Study objectives: We examined whether psychological variables enable us to predict adherence to CPAP in order to construct a predictive model to identify patients at risk of abandoning treatment.
Method: One hundred and twenty-two Obstructive Sleep Apnoea (OSA) patients were studied before and one month after beginning CPAP treatment. All patients completed four psychological evaluation instruments before CPAP treatment: a health perception questionnaire (Nottingham Health Profile: NHP), a mental health rating scale (Hospital Anxiety and Depression Scale: HADS) and two disease-specific questionnaires that measure the patient's understanding of OSA and its treatment (Apnea Knowledge Test: AKT) and his attitudes to OSA and CPAP (Apnea Beliefs Scale: ABS).
Results: Thirty percent of the participants were non-adherent at one month.
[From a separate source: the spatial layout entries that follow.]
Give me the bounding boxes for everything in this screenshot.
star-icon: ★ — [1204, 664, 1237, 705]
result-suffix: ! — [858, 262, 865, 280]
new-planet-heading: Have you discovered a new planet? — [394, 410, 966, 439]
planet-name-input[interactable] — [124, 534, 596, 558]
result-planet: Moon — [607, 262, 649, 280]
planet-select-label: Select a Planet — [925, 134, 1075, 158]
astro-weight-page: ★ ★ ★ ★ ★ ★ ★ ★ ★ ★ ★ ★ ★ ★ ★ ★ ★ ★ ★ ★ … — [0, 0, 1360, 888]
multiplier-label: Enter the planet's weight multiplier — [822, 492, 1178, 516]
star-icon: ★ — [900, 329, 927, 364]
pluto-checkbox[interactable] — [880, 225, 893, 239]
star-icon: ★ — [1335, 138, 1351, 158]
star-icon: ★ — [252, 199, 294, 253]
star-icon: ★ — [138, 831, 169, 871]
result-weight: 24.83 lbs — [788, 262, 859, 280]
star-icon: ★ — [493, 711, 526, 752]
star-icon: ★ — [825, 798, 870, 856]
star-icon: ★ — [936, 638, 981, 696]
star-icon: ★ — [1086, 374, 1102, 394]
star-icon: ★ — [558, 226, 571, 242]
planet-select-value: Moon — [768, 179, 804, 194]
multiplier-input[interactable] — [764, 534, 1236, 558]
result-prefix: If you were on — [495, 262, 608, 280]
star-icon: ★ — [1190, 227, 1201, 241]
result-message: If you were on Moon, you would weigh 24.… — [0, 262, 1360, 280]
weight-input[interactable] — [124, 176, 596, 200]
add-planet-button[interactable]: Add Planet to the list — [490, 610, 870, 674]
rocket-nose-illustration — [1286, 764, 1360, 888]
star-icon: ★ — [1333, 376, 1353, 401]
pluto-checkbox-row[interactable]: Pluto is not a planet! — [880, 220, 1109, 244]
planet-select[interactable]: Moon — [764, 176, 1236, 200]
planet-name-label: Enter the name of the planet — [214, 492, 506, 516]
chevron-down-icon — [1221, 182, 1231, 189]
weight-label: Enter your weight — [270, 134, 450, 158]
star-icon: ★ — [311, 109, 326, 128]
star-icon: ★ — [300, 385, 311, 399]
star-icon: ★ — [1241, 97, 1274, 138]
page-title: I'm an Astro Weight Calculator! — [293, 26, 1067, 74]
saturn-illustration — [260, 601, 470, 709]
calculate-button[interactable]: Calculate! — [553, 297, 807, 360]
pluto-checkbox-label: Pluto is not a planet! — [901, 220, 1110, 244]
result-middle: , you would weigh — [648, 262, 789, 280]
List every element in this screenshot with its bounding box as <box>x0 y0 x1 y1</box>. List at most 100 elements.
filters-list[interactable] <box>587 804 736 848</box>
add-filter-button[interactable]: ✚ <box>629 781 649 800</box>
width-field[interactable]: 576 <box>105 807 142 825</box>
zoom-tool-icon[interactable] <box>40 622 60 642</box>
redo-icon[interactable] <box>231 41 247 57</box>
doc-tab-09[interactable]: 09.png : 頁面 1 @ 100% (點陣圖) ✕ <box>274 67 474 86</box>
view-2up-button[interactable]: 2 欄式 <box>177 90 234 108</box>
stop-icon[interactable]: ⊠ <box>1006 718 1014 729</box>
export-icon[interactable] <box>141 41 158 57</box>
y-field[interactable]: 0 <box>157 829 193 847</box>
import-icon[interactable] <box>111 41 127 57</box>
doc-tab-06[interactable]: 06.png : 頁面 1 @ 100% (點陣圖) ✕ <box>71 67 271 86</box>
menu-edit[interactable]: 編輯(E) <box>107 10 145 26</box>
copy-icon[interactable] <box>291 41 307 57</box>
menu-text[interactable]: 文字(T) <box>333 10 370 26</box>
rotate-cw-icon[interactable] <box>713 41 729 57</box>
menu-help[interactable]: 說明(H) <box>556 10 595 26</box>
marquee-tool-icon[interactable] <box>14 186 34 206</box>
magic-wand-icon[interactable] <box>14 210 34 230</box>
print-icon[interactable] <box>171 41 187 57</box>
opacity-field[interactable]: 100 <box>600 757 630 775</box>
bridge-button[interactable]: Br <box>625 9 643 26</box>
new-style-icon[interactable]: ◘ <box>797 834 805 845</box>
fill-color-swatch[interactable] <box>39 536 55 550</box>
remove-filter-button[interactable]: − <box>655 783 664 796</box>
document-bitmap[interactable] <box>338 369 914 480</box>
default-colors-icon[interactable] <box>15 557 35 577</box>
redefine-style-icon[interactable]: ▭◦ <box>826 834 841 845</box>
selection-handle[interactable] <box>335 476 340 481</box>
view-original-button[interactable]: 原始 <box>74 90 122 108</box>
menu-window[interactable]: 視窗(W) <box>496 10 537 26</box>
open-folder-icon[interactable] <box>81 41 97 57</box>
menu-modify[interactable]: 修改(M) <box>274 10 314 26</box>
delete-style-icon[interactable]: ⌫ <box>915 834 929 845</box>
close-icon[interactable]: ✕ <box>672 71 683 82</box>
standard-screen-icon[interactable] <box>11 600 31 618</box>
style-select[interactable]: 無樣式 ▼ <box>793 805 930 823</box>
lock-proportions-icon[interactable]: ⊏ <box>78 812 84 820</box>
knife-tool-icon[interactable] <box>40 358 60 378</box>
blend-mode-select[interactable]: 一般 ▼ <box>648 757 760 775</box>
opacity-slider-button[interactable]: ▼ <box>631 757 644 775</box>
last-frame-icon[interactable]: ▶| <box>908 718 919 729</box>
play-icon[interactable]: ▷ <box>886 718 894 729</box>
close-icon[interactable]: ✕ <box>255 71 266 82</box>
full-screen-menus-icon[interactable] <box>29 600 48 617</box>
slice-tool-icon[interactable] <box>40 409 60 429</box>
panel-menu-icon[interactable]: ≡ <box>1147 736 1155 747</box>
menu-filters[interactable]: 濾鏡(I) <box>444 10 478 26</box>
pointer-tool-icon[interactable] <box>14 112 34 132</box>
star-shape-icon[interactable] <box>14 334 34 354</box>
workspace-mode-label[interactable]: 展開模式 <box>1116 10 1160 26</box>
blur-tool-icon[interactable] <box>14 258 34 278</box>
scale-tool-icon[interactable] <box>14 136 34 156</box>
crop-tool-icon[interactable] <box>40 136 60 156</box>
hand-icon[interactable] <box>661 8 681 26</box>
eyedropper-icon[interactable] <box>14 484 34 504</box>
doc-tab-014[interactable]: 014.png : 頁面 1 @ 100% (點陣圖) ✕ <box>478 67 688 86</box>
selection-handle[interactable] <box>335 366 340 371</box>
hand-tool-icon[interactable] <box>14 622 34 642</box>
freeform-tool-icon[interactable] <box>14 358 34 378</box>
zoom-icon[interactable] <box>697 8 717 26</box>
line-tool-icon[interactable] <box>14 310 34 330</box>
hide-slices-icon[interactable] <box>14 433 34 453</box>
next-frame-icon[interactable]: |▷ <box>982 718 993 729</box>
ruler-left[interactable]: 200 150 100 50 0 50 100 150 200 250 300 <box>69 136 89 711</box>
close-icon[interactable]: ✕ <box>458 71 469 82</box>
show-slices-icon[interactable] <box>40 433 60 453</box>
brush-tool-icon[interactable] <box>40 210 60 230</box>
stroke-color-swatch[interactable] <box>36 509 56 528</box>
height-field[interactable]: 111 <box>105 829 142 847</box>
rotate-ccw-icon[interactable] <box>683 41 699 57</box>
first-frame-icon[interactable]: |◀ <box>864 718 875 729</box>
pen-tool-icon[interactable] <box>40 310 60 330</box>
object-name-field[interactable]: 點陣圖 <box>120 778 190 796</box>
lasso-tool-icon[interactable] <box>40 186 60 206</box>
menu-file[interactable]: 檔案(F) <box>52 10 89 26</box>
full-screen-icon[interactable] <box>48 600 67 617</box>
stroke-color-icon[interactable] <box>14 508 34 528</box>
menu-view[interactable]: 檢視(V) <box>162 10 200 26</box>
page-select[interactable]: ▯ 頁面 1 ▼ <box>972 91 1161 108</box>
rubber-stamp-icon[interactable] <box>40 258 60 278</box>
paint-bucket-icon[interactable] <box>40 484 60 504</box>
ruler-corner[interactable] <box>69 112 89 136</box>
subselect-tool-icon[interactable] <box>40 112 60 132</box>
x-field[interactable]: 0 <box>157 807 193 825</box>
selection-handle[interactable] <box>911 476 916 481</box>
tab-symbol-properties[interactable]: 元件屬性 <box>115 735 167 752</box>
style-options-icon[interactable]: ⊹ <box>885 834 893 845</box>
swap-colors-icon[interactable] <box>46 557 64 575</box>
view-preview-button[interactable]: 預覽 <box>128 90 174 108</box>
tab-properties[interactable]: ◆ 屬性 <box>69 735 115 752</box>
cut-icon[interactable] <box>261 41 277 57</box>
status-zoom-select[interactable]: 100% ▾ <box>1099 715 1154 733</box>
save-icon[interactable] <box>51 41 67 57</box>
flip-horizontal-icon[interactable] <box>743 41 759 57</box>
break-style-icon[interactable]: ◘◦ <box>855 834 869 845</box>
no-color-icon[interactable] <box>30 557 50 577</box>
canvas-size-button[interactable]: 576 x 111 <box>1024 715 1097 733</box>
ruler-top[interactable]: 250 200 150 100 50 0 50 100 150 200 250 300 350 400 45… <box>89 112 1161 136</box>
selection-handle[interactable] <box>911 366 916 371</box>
Decision-tree analysis indicated that it was possible to correctly classify 85.7% of non-adherent patients using three baseline factors (Emotional reactions score [NHP], age, and total score on ABS). Logistic regression analyses confirmed these two psychological variables as independent predictors of adherence.
Conclusion: Assessing psychological well-being and subjective health status at onset of CPAP enables the identification of patients at risk of abandoning CPAP treatment. This subgroup could then be targeted early to receive supportive and educational measures to improve adherence rates.